Князь огляделся — сесть было не на что. А впрочем…
— Садись на пол, ребята!
Нукеры охраны с удивлением наблюдали, как урусы, вместо того, чтобы дожидаться приёма на ногах, как все посетители, рассаживались вдоль стен. Сам князь привалился к каменной бабе и прикрыл глаза.
Вообще здешние порядки были таковы, что оставалось только вертеть головой от изумления. Во-первых, владимирское посольство
— Князь Ярослав, Повелитель Вселенной Бату-хан ждёт тебя! — вновь возник из-за занавеси толмач.
Ярослав дважды глубоко вдохнул и встал, направляясь к портьерам. Однако вход ему преградили два здоровенных нукера.
— К Повелителю нельзя входить с оружием, князь, — сказал переводчик.
Пришлось отдать и меч, и кинжал. Более того, наглый охранник охлопал Ярослава, ища спрятанное оружие. И это пришлось стерпеть.
В покоях Бату-хана царил полумрак, но прохлады не ощущалось — степное солнце уже набрало летнюю силу, калило нещадно, и войлочные стены не служили преградой наружному зною. Золотые светильники-чаши, заправленные жиром, ещё усиливали жару, добавляя к тому же аромат горелого жира.
Бату-хан сидел за дастарханом, уставленным блюдами, и князь поймал внимательный взгляд раскосых глаз. Рядом сидел старик в роскошном, но сильно засаленном халате, обгладывающий баранье рёбрышко. Глаз старика было не видно, и только изредка из узких щелей коротко просверкивало сталью.
— Приветствую тебя, величайший Повелитель Вселенной Бату-хан! — Ярослав церемонно поклонился. Толмач забормотал, переводя, и Бату коротко кивнул.
— Ты можешь сесть вот здесь, князь Ярослав, и взять себе мяса, — переводчик указал место возле дастархана. Ярослава передёрнуло, но он усилием воли сохранил полное спокойствие — надо же, какие обычаи у поганых, слуга гостю разрешает мясо со стола брать…
— Благодарствую, великий хан! — глядя прямо на Бату-хана, ответил князь, усаживаясь на указанное место. — Я прибыл сюда по зову твоему и жду указаний.

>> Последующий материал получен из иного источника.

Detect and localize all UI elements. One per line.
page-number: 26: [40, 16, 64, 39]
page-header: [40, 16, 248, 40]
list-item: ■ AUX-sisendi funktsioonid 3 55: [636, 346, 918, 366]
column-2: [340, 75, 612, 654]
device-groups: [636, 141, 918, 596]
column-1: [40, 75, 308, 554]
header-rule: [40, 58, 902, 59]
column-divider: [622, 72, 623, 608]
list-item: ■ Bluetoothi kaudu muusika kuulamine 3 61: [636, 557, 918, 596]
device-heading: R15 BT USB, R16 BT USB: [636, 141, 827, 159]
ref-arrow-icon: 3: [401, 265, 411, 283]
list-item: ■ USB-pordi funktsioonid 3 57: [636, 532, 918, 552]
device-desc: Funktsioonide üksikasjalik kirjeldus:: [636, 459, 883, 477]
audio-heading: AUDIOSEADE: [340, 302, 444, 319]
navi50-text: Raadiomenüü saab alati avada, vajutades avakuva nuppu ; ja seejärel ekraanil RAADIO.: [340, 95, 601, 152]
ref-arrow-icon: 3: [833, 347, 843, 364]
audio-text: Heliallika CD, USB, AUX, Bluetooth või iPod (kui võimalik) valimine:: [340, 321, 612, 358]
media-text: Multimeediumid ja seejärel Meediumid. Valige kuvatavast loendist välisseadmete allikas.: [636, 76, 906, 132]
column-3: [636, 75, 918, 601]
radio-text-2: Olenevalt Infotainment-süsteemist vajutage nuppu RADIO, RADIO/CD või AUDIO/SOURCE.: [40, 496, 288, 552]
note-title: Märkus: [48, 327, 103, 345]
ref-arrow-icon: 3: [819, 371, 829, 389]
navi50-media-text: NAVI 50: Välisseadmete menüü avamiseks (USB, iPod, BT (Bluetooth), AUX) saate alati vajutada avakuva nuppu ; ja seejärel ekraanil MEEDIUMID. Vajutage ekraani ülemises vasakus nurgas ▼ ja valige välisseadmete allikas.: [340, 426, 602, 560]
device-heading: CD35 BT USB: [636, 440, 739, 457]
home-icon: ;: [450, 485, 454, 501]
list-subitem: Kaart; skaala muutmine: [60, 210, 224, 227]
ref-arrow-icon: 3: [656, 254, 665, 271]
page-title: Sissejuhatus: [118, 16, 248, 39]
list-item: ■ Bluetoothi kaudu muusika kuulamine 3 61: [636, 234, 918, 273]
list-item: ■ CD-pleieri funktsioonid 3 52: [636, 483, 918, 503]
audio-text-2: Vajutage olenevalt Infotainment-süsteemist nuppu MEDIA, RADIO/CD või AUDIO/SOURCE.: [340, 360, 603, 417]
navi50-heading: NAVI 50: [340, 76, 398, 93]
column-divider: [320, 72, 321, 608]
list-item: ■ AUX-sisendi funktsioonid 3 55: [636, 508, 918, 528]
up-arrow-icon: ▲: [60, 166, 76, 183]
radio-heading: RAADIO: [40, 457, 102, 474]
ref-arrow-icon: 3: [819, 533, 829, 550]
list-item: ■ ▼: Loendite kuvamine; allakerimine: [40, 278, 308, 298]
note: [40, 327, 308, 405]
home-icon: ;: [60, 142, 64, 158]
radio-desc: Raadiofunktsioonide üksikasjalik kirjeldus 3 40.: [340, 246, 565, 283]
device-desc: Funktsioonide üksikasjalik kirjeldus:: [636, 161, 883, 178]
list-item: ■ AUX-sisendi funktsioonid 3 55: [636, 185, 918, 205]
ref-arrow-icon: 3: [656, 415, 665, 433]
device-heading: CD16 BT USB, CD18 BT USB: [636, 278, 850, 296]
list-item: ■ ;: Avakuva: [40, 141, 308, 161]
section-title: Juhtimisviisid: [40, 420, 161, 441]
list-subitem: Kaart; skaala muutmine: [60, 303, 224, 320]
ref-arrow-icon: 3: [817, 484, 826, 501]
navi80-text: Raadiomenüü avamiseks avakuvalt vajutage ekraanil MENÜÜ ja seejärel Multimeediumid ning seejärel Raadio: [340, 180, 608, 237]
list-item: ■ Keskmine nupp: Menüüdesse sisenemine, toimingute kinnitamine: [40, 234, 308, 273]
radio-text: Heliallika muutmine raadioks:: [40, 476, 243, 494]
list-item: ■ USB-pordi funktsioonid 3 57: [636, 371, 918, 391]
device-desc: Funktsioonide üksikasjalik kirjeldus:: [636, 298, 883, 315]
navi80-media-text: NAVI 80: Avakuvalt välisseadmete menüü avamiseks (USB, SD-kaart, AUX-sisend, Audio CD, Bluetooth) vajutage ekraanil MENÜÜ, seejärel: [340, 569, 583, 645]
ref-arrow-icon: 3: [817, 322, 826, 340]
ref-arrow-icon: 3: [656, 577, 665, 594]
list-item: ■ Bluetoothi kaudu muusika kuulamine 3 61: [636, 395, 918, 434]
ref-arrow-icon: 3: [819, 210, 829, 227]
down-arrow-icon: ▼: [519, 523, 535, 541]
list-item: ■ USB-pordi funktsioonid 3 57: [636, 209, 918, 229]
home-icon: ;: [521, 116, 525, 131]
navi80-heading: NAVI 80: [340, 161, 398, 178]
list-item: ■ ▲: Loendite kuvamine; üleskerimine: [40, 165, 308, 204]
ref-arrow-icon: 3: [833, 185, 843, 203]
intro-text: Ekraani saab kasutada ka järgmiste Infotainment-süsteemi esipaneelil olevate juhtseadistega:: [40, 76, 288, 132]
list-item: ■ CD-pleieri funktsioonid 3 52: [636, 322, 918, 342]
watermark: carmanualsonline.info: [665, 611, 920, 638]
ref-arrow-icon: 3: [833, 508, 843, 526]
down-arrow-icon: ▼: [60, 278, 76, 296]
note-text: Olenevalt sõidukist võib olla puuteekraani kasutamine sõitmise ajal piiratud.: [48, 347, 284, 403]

Памятуя, что отказ от предложенного угощения у монголов равнозначен оскорблению, Ярослав Всеволодович взял кусок хорошо прожаренного мяса и стал есть. Бату, выслушав переводчика, опять кивнул и заговорил.
— Немного не так ты сказал, князь Ярослав, — начал переводить толмач. — По зову моему, это верно, однако, очевидно, говорить следует тебе, не дожидаясь указаний. Повелитель говорит — излагай своё дело. Просьбу свою, князь Ярослав.
Ярослав положил недоеденый кусок мяса на край стола.
— Как скажешь, Повелитель. Хочу я просить ярлык на право княжить над всеми землями русскими. И готов, само собой, заплатить за то великую дань…
… Боярин Борис Лукинич встрепенулся — из за портьер, пятясь, появился Ярослав Всеволодович. Развернулся на месте.
— А, ты здесь?
— Ну как? — вскочил на ноги боярин.
— Всё хорошо! — князь обернулся к стражнику, которому отдавал меч и кинжал. — Меч и прочее подай-ка, парень!
Стражник понял, кивнул и исчез, через минуту вернувшись с вещами. Князь Ярослав смотрел на протянутый ему меч с удивлением — вместо отличного меча в богатых золочёных ножнах монгол протягивал ему обшарпанный, явно трофейный.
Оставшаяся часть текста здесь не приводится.